Upon his return Friday, Gantz said he had secured from his American counterpart a reaffirmation of the US’s commitment to Israel’s military superiority. The two also discussed upgrades for the Israel Air Force, which Washington vowed to partially fund.
“This [F-35 jet] has a very unique system, not just the plane but the entire envelope. Its reconnaissance and combat abilities are unparalleled,” Gilboa says. “In the past, the US adjusted such weapons before selling them to Arab nations, and subtracted some abilities so that they would be inferior to the ones Israel received.”
Prof. Ephraim Inbar, president of the Jerusalem Institute for Strategy and Security, was blunter.
“Don’t think for a second this is the same F-35 that we got,” he told The Media Line.
“We have to admit: Part of the price of peace is that the Arabs receive American weapons,” Inbar continues. “It happened with Egypt and Jordan. It’s nothing new.
“America wants to sell; the military-industrial complex has a lot of sway and especially now, with the Trump Administration. So, they’ll compensate us with something based on the QME. But who knows what that means? That’s why they call it qualitative, not quantitative,” he jokes.
The weekend’s news aligns with reports from early August that claimed Netanyahu had agreed to greenlight the US-UAE arms deal and committed to not lobby Congress to oppose it, in return for the UAE’s agreement to recognize and normalize relations with Israel.
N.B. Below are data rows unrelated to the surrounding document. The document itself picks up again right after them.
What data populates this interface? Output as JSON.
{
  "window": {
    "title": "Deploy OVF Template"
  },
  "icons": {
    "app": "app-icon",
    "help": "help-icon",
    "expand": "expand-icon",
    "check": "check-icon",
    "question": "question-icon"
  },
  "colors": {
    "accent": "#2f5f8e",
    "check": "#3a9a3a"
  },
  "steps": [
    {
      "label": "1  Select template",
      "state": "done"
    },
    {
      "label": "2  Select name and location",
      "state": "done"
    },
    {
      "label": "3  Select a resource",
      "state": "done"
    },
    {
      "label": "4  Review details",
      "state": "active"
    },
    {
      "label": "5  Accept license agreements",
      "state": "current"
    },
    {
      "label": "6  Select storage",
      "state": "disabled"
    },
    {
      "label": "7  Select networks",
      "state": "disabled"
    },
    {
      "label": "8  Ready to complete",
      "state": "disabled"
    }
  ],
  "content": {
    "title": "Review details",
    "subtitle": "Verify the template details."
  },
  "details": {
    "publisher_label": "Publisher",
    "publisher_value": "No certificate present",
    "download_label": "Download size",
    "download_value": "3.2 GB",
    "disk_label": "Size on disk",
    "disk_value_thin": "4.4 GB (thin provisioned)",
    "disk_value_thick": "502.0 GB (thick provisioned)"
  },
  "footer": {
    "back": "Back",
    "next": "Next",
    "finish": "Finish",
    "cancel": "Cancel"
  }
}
The prime minister denied the allegations and this week doubled down on his denial, claiming the F-35 sale was never officially part of the Abraham Accords.
Inbar sees the dispute between Gantz and Netanyahu as largely insignificant.
“That’s a domestic political issue, which shouldn’t have happened. But essentially, strategically, it doesn’t matter much,” he explains. “At the end of the day, the sale would’ve happened, unfortunately. It’s part of the package.”
Gilboa identifies another problem: the precedent it might set for other nations.
“The problem now is that Qatar, Saudi Arabia and others will also want [F-35 aircraft],” he predicts, adding that a Middle Eastern arms race is quite likely “now that that barrier is broken.”